Presque tout le monde arrive à Aoraki avec une idée fausse du coût de la journée. La randonnée la plus photographiée du parc national — celle avec les ponts suspendus et le lac plein d’icebergs — est gratuite. Elle ne nécessite ni guide, ni réservation, ni équipement au-delà d’une veste. Vous vous garez à White Horse Hill et vous marchez.
Le Hooker Valley Track fait cinq kilomètres à l’aller, et le DOC le divise en trois tronçons honnêtes : quinze minutes jusqu’au premier pont suspendu, trente de plus jusqu’au deuxième, quarante-cinq de là jusqu’au lac. Dix kilomètres aller-retour, environ trois heures, et cela grimpe à peine une centaine de mètres au total. En juillet 2026, le deuxième pont a été remplacé par un nouveau de cent quatre-vingt-neuf mètres de long — le plus long pont suspendu du pays.
Ce que vous obtenez au bout, c’est le lac Hooker, gris-bleu à cause de la farine de roche, généralement avec des morceaux de glace flottant à la surface, et l’Aoraki se dressant à trois mille cinq cents mètres au-dessus de l’autre extrémité de la vallée. Les gens restent là longtemps.
Alors pourquoi quelqu’un paierait-il cinq cents dollars ? Parce qu’aucune des randonnées gratuites ne touche un glacier. Elles ne le peuvent pas. Le Tasman se termine maintenant dans un lac — un lac qui n’existait pas en 1970, formé lorsque des mares de fonte ont fusionné vers 1990, et qui en 2008 faisait sept kilomètres de long et deux cent quarante-cinq mètres de profondeur. On ne peut pas marcher sur une glace qui se termine dans une eau profonde.
La randonnée en hélicoptère résout cela en passant par-dessus. L’appareil décolle du village, remonte la vallée du Tasman avec la face est de l’Aoraki à une fenêtre, et se pose à environ treize cents mètres sur le névé. Puis il repart, et le bruit s’en va avec lui.

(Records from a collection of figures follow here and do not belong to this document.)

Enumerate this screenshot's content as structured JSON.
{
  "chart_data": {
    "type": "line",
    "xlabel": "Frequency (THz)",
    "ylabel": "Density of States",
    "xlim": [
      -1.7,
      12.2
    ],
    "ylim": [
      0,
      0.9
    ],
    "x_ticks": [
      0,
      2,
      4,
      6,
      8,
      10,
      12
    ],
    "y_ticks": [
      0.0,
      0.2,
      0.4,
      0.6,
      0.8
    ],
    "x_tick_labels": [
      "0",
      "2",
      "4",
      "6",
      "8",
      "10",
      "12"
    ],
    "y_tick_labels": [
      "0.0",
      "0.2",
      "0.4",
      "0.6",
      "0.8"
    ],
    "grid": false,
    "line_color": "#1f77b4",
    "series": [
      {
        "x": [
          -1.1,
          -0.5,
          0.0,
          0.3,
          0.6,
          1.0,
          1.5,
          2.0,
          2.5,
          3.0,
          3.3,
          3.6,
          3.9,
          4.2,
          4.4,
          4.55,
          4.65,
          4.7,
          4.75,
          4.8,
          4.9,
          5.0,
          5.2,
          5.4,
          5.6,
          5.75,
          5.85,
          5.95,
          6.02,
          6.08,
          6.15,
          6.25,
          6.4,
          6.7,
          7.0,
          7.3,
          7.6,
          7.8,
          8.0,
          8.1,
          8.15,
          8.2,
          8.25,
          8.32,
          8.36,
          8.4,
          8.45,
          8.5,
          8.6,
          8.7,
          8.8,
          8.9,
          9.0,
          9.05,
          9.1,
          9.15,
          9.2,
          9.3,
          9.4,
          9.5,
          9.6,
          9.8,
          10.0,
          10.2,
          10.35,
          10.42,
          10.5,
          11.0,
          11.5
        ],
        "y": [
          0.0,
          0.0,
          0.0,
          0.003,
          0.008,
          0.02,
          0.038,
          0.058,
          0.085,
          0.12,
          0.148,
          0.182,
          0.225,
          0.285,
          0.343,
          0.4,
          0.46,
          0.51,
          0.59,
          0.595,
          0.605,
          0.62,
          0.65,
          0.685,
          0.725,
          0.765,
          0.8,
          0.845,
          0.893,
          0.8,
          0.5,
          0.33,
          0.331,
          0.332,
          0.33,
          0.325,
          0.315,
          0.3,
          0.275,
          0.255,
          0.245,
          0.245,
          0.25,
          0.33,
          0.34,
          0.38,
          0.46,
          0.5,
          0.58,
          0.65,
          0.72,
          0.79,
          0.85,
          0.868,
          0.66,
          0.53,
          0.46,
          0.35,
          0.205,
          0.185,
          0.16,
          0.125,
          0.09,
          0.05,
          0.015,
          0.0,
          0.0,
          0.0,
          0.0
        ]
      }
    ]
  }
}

Le Tasman fait 23,5 kilomètres de long, jusqu’à quatre kilomètres de large et six cents mètres d’épaisseur. Pendant tout le vingtième siècle, il est resté à vingt-huit kilomètres sans bouger. Depuis les années 1990, il recule rapidement, c’est pourquoi le lac en bas ne cesse de grandir et pourquoi l’itinéraire que votre guide a tracé ce matin n’est pas celui de la semaine dernière.

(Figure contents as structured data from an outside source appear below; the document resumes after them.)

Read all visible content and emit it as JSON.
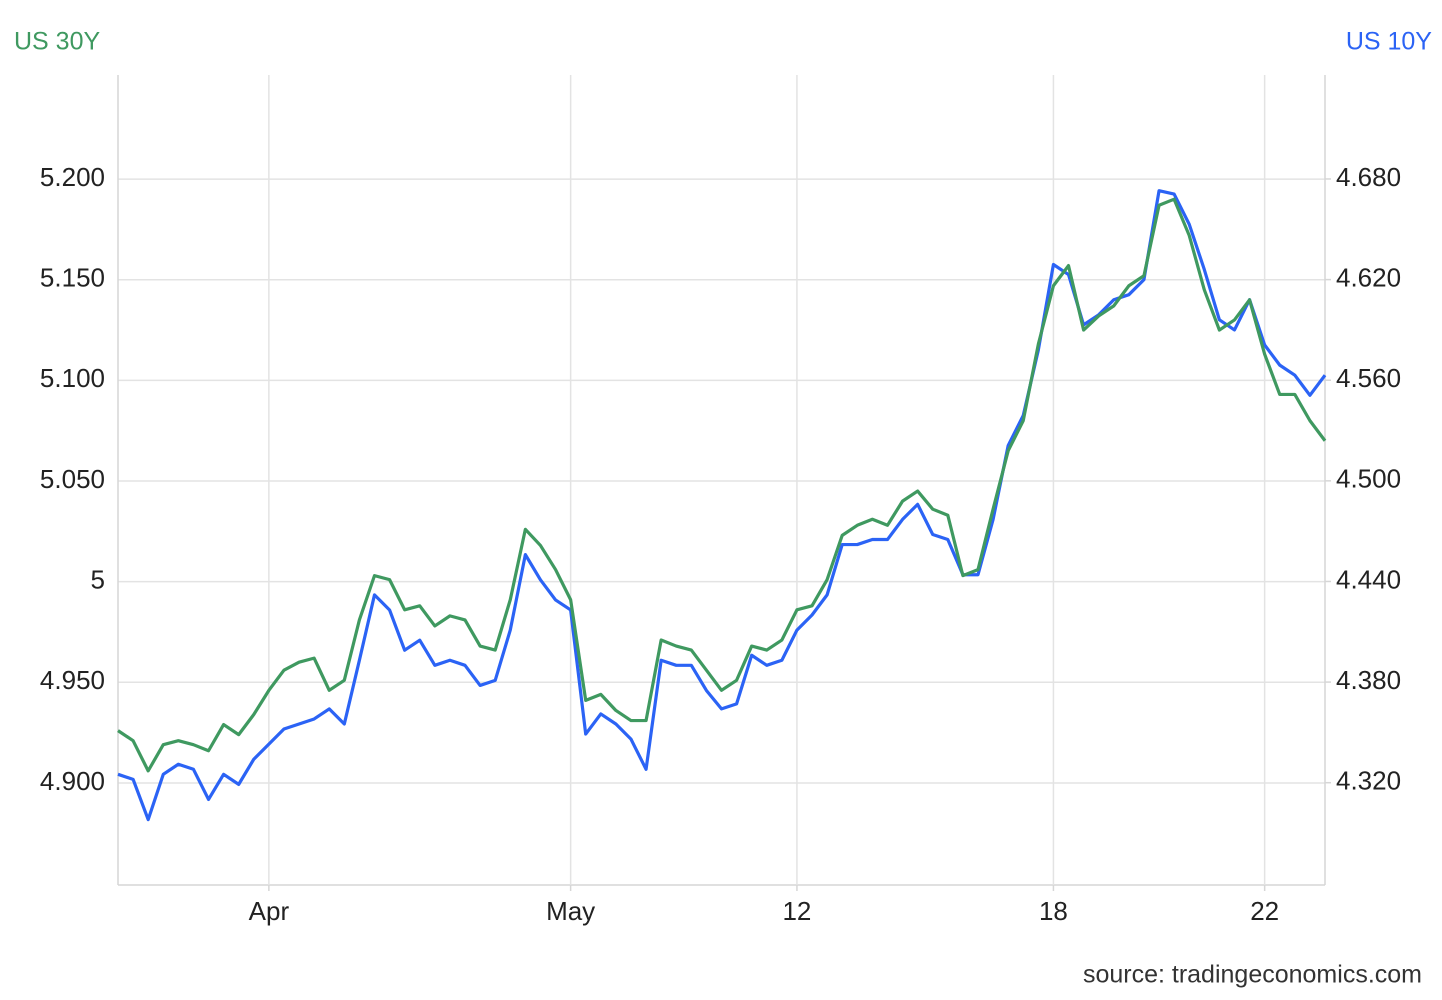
{
  "chart_data": {
    "type": "line",
    "source": "source: tradingeconomics.com",
    "categories": [
      null,
      null,
      null,
      null,
      null,
      null,
      null,
      null,
      null,
      null,
      "Apr",
      null,
      null,
      null,
      null,
      null,
      null,
      null,
      null,
      null,
      null,
      null,
      null,
      null,
      null,
      null,
      null,
      null,
      null,
      null,
      "May",
      null,
      null,
      null,
      null,
      null,
      null,
      null,
      null,
      null,
      null,
      null,
      null,
      null,
      null,
      "12",
      null,
      null,
      null,
      null,
      null,
      null,
      null,
      null,
      null,
      null,
      null,
      null,
      null,
      null,
      null,
      null,
      "18",
      null,
      null,
      null,
      null,
      null,
      null,
      null,
      null,
      null,
      null,
      null,
      null,
      null,
      "22",
      null,
      null,
      null,
      null
    ],
    "series": [
      {
        "name": "US 30Y",
        "color": "#3f9960",
        "axis": "y",
        "values": [
          4.926,
          4.921,
          4.906,
          4.919,
          4.921,
          4.919,
          4.916,
          4.929,
          4.924,
          4.934,
          4.946,
          4.956,
          4.96,
          4.962,
          4.946,
          4.951,
          4.981,
          5.003,
          5.001,
          4.986,
          4.988,
          4.978,
          4.983,
          4.981,
          4.968,
          4.966,
          4.991,
          5.026,
          5.018,
          5.006,
          4.991,
          4.941,
          4.944,
          4.936,
          4.931,
          4.931,
          4.971,
          4.968,
          4.966,
          4.956,
          4.946,
          4.951,
          4.968,
          4.966,
          4.971,
          4.986,
          4.988,
          5.001,
          5.023,
          5.028,
          5.031,
          5.028,
          5.04,
          5.045,
          5.036,
          5.033,
          5.003,
          5.006,
          5.036,
          5.065,
          5.08,
          5.118,
          5.147,
          5.157,
          5.125,
          5.132,
          5.137,
          5.147,
          5.152,
          5.187,
          5.19,
          5.172,
          5.145,
          5.125,
          5.13,
          5.14,
          5.113,
          5.093,
          5.093,
          5.08,
          5.07
        ]
      },
      {
        "name": "US 10Y",
        "color": "#2b63f5",
        "axis": "y2",
        "values": [
          4.325,
          4.322,
          4.298,
          4.325,
          4.331,
          4.328,
          4.31,
          4.325,
          4.319,
          4.334,
          4.343,
          4.352,
          4.355,
          4.358,
          4.364,
          4.355,
          4.393,
          4.432,
          4.423,
          4.399,
          4.405,
          4.39,
          4.393,
          4.39,
          4.378,
          4.381,
          4.411,
          4.456,
          4.441,
          4.429,
          4.423,
          4.349,
          4.361,
          4.355,
          4.346,
          4.328,
          4.393,
          4.39,
          4.39,
          4.375,
          4.364,
          4.367,
          4.396,
          4.39,
          4.393,
          4.411,
          4.42,
          4.432,
          4.462,
          4.462,
          4.465,
          4.465,
          4.477,
          4.486,
          4.468,
          4.465,
          4.444,
          4.444,
          4.477,
          4.521,
          4.539,
          4.578,
          4.629,
          4.623,
          4.593,
          4.599,
          4.608,
          4.611,
          4.62,
          4.673,
          4.671,
          4.653,
          4.626,
          4.596,
          4.59,
          4.608,
          4.581,
          4.569,
          4.563,
          4.551,
          4.563
        ]
      }
    ],
    "ylim": [
      4.8493,
      5.2517
    ],
    "yticks": [
      {
        "value": 4.9,
        "label": "4.900"
      },
      {
        "value": 4.95,
        "label": "4.950"
      },
      5,
      {
        "value": 5.05,
        "label": "5.050"
      },
      {
        "value": 5.1,
        "label": "5.100"
      },
      {
        "value": 5.15,
        "label": "5.150"
      },
      {
        "value": 5.2,
        "label": "5.200"
      }
    ],
    "y2lim": [
      4.259,
      4.742
    ],
    "y2ticks": [
      {
        "value": 4.32,
        "label": "4.320"
      },
      {
        "value": 4.38,
        "label": "4.380"
      },
      {
        "value": 4.44,
        "label": "4.440"
      },
      {
        "value": 4.5,
        "label": "4.500"
      },
      {
        "value": 4.56,
        "label": "4.560"
      },
      {
        "value": 4.62,
        "label": "4.620"
      },
      {
        "value": 4.68,
        "label": "4.680"
      }
    ],
    "grid": true
  }
}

La marche dure environ quatre-vingt-dix minutes et deux kilomètres et demi. Les crampons vous font marcher à plat et les pieds écartés, et pendant les dix premières minutes vous vous sentez ridicule, puis cela devient naturel. Ce que vous traversez dépend entièrement de la saison : crêtes de pression, parois de crevasses avec une lumière bleue à l’intérieur, et en fin d’été les tunnels d’eau de fonte que tout le monde photographie.

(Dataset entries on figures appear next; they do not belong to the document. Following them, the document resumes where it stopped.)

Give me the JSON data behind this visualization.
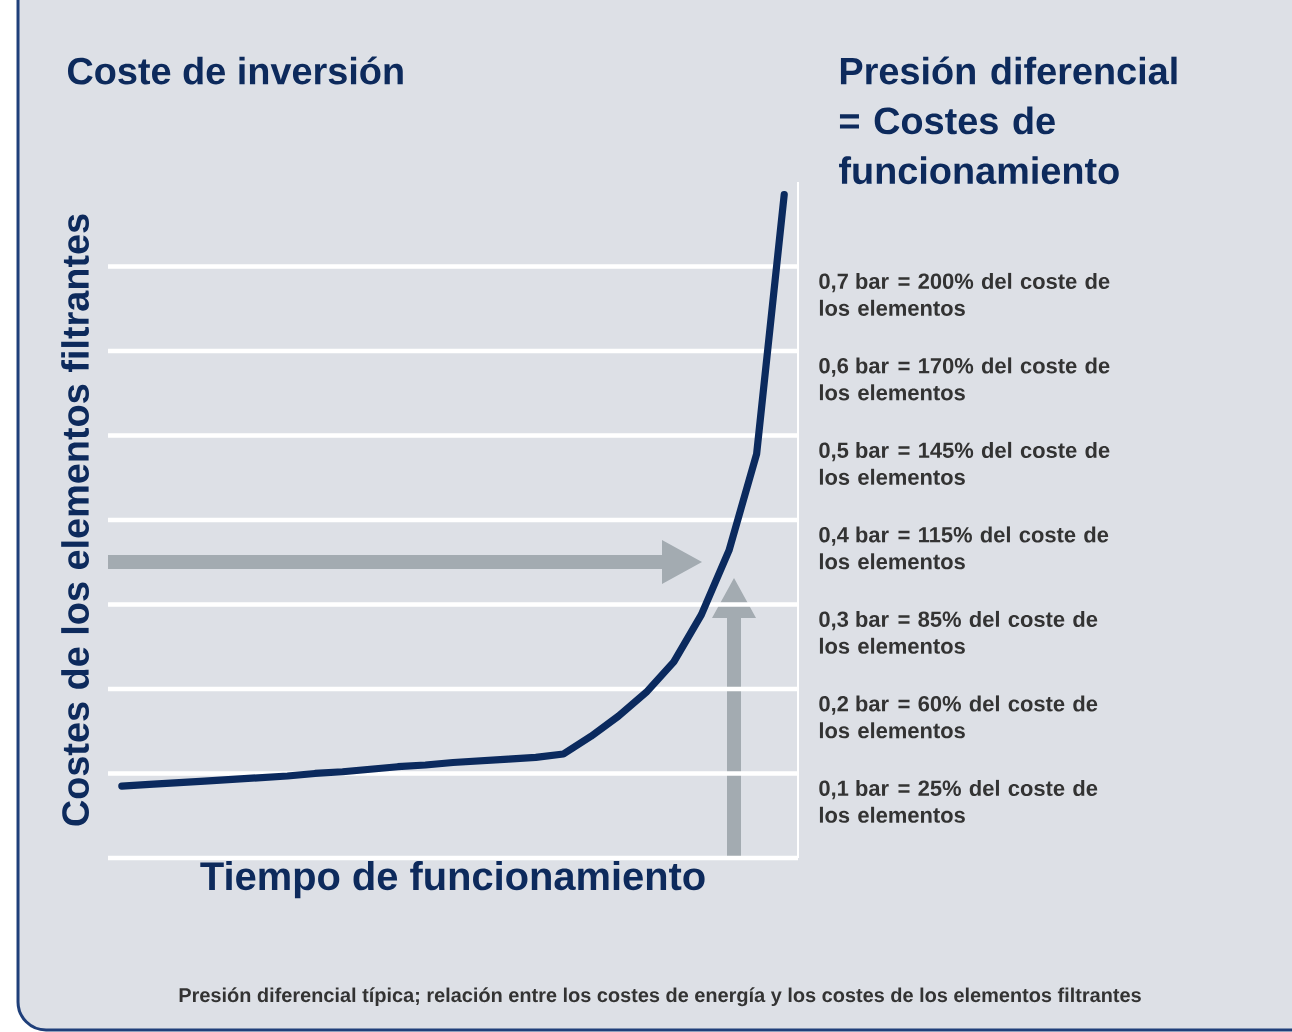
{
  "chart_data": {
    "type": "line",
    "title": "Coste de inversión",
    "subtitle": "Presión diferencial = Costes de funcionamiento",
    "xlabel": "Tiempo de funcionamiento",
    "ylabel": "Costes de los elementos filtrantes",
    "annotations": [
      "Presión diferencial típica; relación entre los costes de energía y los costes de los elementos filtrantes",
      "= 25% del coste de los elementos",
      "= 60% del coste de los elementos",
      "= 85% del coste de los elementos",
      "= 115% del coste de los elementos",
      "= 145% del coste de los elementos",
      "= 170% del coste de los elementos",
      "= 200% del coste de los elementos"
    ],
    "categories": [
      null,
      null,
      null,
      null,
      null,
      null,
      null,
      null,
      null,
      null,
      null,
      null,
      null,
      null,
      null,
      null,
      null,
      null,
      null,
      null,
      null,
      null,
      null,
      null,
      null
    ],
    "values": [
      0.085,
      0.087,
      0.089,
      0.091,
      0.093,
      0.095,
      0.097,
      0.1,
      0.102,
      0.105,
      0.108,
      0.11,
      0.113,
      0.115,
      0.117,
      0.119,
      0.123,
      0.144,
      0.168,
      0.196,
      0.232,
      0.288,
      0.364,
      0.478,
      0.785
    ],
    "color": "#0b2a5e",
    "marker": "none",
    "grid": "y",
    "ylim": [
      0,
      0.8
    ],
    "yticks": [
      {
        "value": 0,
        "label": null
      },
      {
        "value": 0.1,
        "label": "0,1 bar"
      },
      {
        "value": 0.2,
        "label": "0,2 bar"
      },
      {
        "value": 0.3,
        "label": "0,3 bar"
      },
      {
        "value": 0.4,
        "label": "0,4 bar"
      },
      {
        "value": 0.5,
        "label": "0,5 bar"
      },
      {
        "value": 0.6,
        "label": "0,6 bar"
      },
      {
        "value": 0.7,
        "label": "0,7 bar"
      }
    ]
  }
}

Puis l’appareil revient, cinq minutes plus bas dans la vallée, et il est encore tôt dans l’après-midi. C’est l’argument pour faire les deux en une journée — la glace le matin, la vallée de Hooker dans la longue lumière après quatre heures, quand les bus sont partis et que la vallée appartient à ceux qui marchent encore.